100 milliards d'euros par an, c'est l'ordre de grandeur du coût de la réparation des conséquences de dommages corporels en France
Chargé de préparer, pour un panel de chefs d'entreprise, une présentation de mes travaux de recherches en cours et à venir, j'ai cherché à les convaincre du poids économique du dommage corporel (l'argent versé aux victimes, mais aussi les coûts de transaction et de fonctionnement du système indemnitaire). Si j'avais à l'esprit que la France consacre des ressources importantes à l'indemnisation des victimes, j'ai été surpris des résultats de mes recherches. J'avais sous-évalué dans une large mesure l'importance économique de cette matière que je pratique quotidiennement !
J'ai alors posé une question à mon réseau, pour les inviter à se prononcer sur le coût annuel de la réparation des conséquences des dommages corporels, en France - pour savoir si j'étais seul dans mon erreur ! Voici les résultats du sondage.

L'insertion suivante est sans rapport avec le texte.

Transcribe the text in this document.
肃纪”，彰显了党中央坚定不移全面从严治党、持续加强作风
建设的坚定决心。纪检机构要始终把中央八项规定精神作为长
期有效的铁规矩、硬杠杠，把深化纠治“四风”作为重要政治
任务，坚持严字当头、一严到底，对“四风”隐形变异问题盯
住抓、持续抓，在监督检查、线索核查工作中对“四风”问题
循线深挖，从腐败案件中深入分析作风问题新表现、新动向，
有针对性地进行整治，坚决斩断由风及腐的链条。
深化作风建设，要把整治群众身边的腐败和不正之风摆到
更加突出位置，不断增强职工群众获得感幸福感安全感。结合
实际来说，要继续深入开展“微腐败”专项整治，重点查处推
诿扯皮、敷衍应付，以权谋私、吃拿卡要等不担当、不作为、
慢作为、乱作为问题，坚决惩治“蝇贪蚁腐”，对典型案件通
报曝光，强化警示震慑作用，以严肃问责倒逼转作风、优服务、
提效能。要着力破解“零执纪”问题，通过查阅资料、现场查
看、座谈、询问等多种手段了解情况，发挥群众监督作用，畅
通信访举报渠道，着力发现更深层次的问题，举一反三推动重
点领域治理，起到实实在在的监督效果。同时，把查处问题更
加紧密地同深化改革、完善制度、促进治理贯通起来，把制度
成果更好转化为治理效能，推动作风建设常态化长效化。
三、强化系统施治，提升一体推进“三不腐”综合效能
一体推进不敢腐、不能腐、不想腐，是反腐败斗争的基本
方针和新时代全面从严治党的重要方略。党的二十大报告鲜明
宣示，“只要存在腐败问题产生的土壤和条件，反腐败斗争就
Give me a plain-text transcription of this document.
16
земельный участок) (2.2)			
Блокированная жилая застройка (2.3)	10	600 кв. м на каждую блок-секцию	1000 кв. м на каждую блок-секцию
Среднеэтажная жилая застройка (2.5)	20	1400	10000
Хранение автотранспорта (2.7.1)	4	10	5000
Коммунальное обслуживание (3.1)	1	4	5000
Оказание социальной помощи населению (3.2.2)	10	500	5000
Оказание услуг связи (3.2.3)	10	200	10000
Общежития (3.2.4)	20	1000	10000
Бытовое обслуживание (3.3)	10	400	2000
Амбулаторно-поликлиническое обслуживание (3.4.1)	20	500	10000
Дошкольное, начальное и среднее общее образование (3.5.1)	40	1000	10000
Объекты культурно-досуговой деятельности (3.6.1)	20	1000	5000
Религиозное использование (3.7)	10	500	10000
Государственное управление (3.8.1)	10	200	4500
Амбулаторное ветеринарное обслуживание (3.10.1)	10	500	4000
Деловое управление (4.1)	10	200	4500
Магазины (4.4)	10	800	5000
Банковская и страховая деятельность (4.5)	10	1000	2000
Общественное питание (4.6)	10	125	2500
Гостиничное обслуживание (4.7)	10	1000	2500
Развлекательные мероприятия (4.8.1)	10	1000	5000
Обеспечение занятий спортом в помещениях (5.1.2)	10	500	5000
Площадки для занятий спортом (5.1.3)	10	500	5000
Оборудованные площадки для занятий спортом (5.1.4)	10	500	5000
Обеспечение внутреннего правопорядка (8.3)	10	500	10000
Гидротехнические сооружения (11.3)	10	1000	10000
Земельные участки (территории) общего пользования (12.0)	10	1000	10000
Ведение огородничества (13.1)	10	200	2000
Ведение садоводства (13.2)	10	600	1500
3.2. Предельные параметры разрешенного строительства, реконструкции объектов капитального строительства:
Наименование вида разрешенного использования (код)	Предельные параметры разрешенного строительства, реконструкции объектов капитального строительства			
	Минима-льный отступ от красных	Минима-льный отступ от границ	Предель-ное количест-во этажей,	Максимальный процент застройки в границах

Mon erreur était donc largement partagée. La bonne réponse a été plutôt donnée par des personnes travaillant dans le secteur des assurances. Les spécialistes du dommage corporel n'ont, pour la plupart, pas trouvé la bonne solution.
Voici quelques éléments d'évaluation. Il ne s'agit pas d'une étude scientifique, la rigueur économique n'est pas présente (certains chiffres intègrent des provisions sur une année, d'autres ce qui est décaissé sur une année; la manière d'environner les coûts n'est pas la même; les années prises en compte divergent...). En outre, les recours entre payeurs ne sont pas déduits : une même dépense est donc susceptible d'être comptabilisée deux fois. Nombre de dépenses, en contreparties, ne sont pas indiquées (par exemple, les frais d'avocats pris en charge par l'AJ ou les assurances défense-recours). Des actions de prévention peuvent intégrer les comptes. Encore une fois, il ne s'agit que de déterminer un ordre de grandeur.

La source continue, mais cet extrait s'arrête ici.